Due to the joint impact of Covid-19 and Brexit having a detrimental impact on the realisations of Amicus Finance, the administrators felt that the continuation of the administration was no longer a financially viable option. The joint administrators, therefore, sought to use Part 26A of the Companies Act 2006 to propose a restructuring plan to provide an exit route from administration which would allow the company to continue as a going concern and place creditors in a better position than if the company was placed into liquidation.
The restructuring plan negotiated the claims of five separate classes of creditors: expense, senior secured, junior secured, preferential and unsecured. The company’s secured creditors were of Hartford Growth (Trading) Limited (HGTL), and Crowdstacker Corporate Services Limited. While HGTL were supportive of the restructuring plan, Crowdstacker had fully opposed the proposal, and argued that they should be placed in a separate creditor class to HGTL. The court, however, was satisfied that secured creditors would be no worse off if the restructuring plan was implemented than in the event of the ultimate liquidation of Amicus Finance.

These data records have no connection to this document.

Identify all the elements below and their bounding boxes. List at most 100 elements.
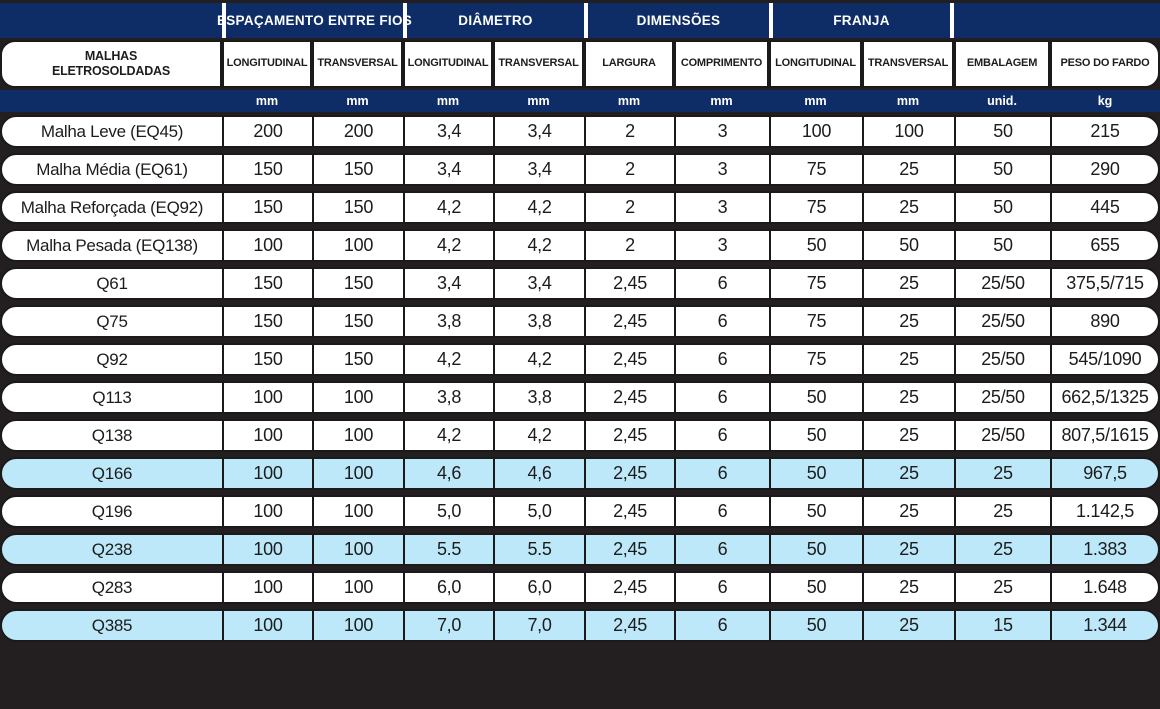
table-body: Malha Leve (EQ45) 200 200 3,4 3,4 2 3 100 100 50 2… (0, 115, 1160, 642)
table-row-malha-reforcada-eq92: Malha Reforçada (EQ92) 150 150 4,2 4,2 2 3 75 25… (0, 191, 1160, 224)
cell-q92-col4: 4,2 (495, 345, 586, 374)
cell-malha-leve-eq45-col6: 3 (676, 117, 771, 146)
cell-q113-col6: 6 (676, 383, 771, 412)
cell-q138-col4: 4,2 (495, 421, 586, 450)
row-label: Q75 (2, 307, 224, 336)
cell-q113-col3: 3,8 (405, 383, 495, 412)
cell-q61-col7: 75 (771, 269, 864, 298)
cell-q113-col7: 50 (771, 383, 864, 412)
column-header-comprimento-6: COMPRIMENTO (674, 40, 769, 88)
column-header-transversal-4: TRANSVERSAL (493, 40, 584, 88)
cell-q113-col9: 25/50 (956, 383, 1052, 412)
cell-q138-col7: 50 (771, 421, 864, 450)
cell-q61-col4: 3,4 (495, 269, 586, 298)
cell-q138-col3: 4,2 (405, 421, 495, 450)
group-header-dimensoes: DIMENSÕES (584, 3, 769, 38)
cell-q61-col5: 2,45 (586, 269, 676, 298)
cell-q283-col9: 25 (956, 573, 1052, 602)
cell-q92-col1: 150 (224, 345, 314, 374)
cell-q166-col7: 50 (771, 459, 864, 488)
row-label: Q92 (2, 345, 224, 374)
table-row-q113: Q113 100 100 3,8 3,8 2,45 6 50 25 25/50 662,5/1325 (0, 381, 1160, 414)
cell-q238-col1: 100 (224, 535, 314, 564)
cell-q92-col5: 2,45 (586, 345, 676, 374)
cell-q75-col1: 150 (224, 307, 314, 336)
cell-q92-col10: 545/1090 (1068, 349, 1142, 369)
cell-q238-col9: 25 (956, 535, 1052, 564)
group-header-franja: FRANJA (769, 3, 954, 38)
group-header-espacamento-entre-fios: ESPAÇAMENTO ENTRE FIOS (217, 3, 412, 38)
cell-q75-col6: 6 (676, 307, 771, 336)
cell-q75-col4: 3,8 (495, 307, 586, 336)
cell-malha-media-eq61-col9: 50 (956, 155, 1052, 184)
cell-malha-leve-eq45-col1: 200 (224, 117, 314, 146)
unit-mm-1: mm (255, 94, 279, 108)
cell-q92-col8: 25 (864, 345, 956, 374)
cell-q166-col3: 4,6 (405, 459, 495, 488)
cell-malha-pesada-eq138-col3: 4,2 (405, 231, 495, 260)
cell-q61-col8: 25 (864, 269, 956, 298)
cell-q75-col9: 25/50 (956, 307, 1052, 336)
cell-q238-col6: 6 (676, 535, 771, 564)
cell-q238-col10: 1.383 (1083, 539, 1127, 559)
table-row-malha-leve-eq45: Malha Leve (EQ45) 200 200 3,4 3,4 2 3 100 100 50 2… (0, 115, 1160, 148)
row-label: Q61 (2, 269, 224, 298)
table-row-q92: Q92 150 150 4,2 4,2 2,45 6 75 25 25/50 545/1090 (0, 343, 1160, 376)
column-header-largura-5: LARGURA (584, 40, 674, 88)
cell-malha-media-eq61-col6: 3 (676, 155, 771, 184)
cell-malha-pesada-eq138-col10: 655 (1090, 235, 1120, 255)
cell-q75-col2: 150 (314, 307, 405, 336)
row-label: Q283 (2, 573, 224, 602)
cell-q283-col4: 6,0 (495, 573, 586, 602)
cell-q61-col9: 25/50 (956, 269, 1052, 298)
cell-malha-pesada-eq138-col2: 100 (314, 231, 405, 260)
table-row-q385: Q385 100 100 7,0 7,0 2,45 6 50 25 15 1.344 (0, 609, 1160, 642)
table-row-malha-media-eq61: Malha Média (EQ61) 150 150 3,4 3,4 2 3 75 25 50 29… (0, 153, 1160, 186)
cell-q138-col8: 25 (864, 421, 956, 450)
cell-q385-col5: 2,45 (586, 611, 676, 640)
cell-q283-col5: 2,45 (586, 573, 676, 602)
cell-malha-reforcada-eq92-col10: 445 (1090, 197, 1120, 217)
table-row-q283: Q283 100 100 6,0 6,0 2,45 6 50 25 25 1.648 (0, 571, 1160, 604)
unit-kg-10: kg (1097, 94, 1113, 108)
cell-q196-col9: 25 (956, 497, 1052, 526)
table-row-malha-pesada-eq138: Malha Pesada (EQ138) 100 100 4,2 4,2 2 3 50 50 50… (0, 229, 1160, 262)
cell-q238-col2: 100 (314, 535, 405, 564)
cell-malha-reforcada-eq92-col4: 4,2 (495, 193, 586, 222)
cell-malha-media-eq61-col4: 3,4 (495, 155, 586, 184)
cell-q61-col10: 375,5/715 (1066, 273, 1144, 293)
row-label: Q196 (2, 497, 224, 526)
cell-q92-col3: 4,2 (405, 345, 495, 374)
column-header-longitudinal-1: LONGITUDINAL (222, 40, 312, 88)
cell-q283-col3: 6,0 (405, 573, 495, 602)
cell-q113-col4: 3,8 (495, 383, 586, 412)
cell-q113-col2: 100 (314, 383, 405, 412)
cell-q385-col1: 100 (224, 611, 314, 640)
cell-malha-reforcada-eq92-col5: 2 (586, 193, 676, 222)
column-header-longitudinal-7: LONGITUDINAL (769, 40, 862, 88)
table-row-q61: Q61 150 150 3,4 3,4 2,45 6 75 25 25/50 375,5/715 (0, 267, 1160, 300)
cell-q196-col10: 1.142,5 (1076, 501, 1134, 521)
cell-q113-col8: 25 (864, 383, 956, 412)
cell-q138-col6: 6 (676, 421, 771, 450)
cell-q75-col8: 25 (864, 307, 956, 336)
cell-malha-pesada-eq138-col8: 50 (864, 231, 956, 260)
cell-q238-col7: 50 (771, 535, 864, 564)
row-label: Q138 (2, 421, 224, 450)
cell-q92-col2: 150 (314, 345, 405, 374)
unit-mm-8: mm (896, 94, 920, 108)
cell-q385-col10: 1.344 (1083, 615, 1127, 635)
cell-malha-reforcada-eq92-col7: 75 (771, 193, 864, 222)
cell-malha-pesada-eq138-col4: 4,2 (495, 231, 586, 260)
cell-q92-col6: 6 (676, 345, 771, 374)
column-header-malhas-0: MALHAS ELETROSOLDADAS (0, 40, 222, 88)
cell-malha-leve-eq45-col2: 200 (314, 117, 405, 146)
cell-malha-reforcada-eq92-col3: 4,2 (405, 193, 495, 222)
cell-malha-reforcada-eq92-col1: 150 (224, 193, 314, 222)
cell-malha-pesada-eq138-col7: 50 (771, 231, 864, 260)
cell-q385-col4: 7,0 (495, 611, 586, 640)
cell-malha-leve-eq45-col5: 2 (586, 117, 676, 146)
cell-q238-col8: 25 (864, 535, 956, 564)
cell-q166-col10: 967,5 (1083, 463, 1127, 483)
table-row-q166: Q166 100 100 4,6 4,6 2,45 6 50 25 25 967,5 (0, 457, 1160, 490)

The restructuring plan of Amicus Finance represents the first plan of its kind to be proposed by an administrator and pulls into sharp focus the reality that, although a company has been placed into administration, it can still be rescued as a going concern even when opposed by secured creditors. Following the ruling, Mark Fry, Jamie Taylor and Kirstie Provan will continue as restructuring plan administrators of Amicus Finance plc.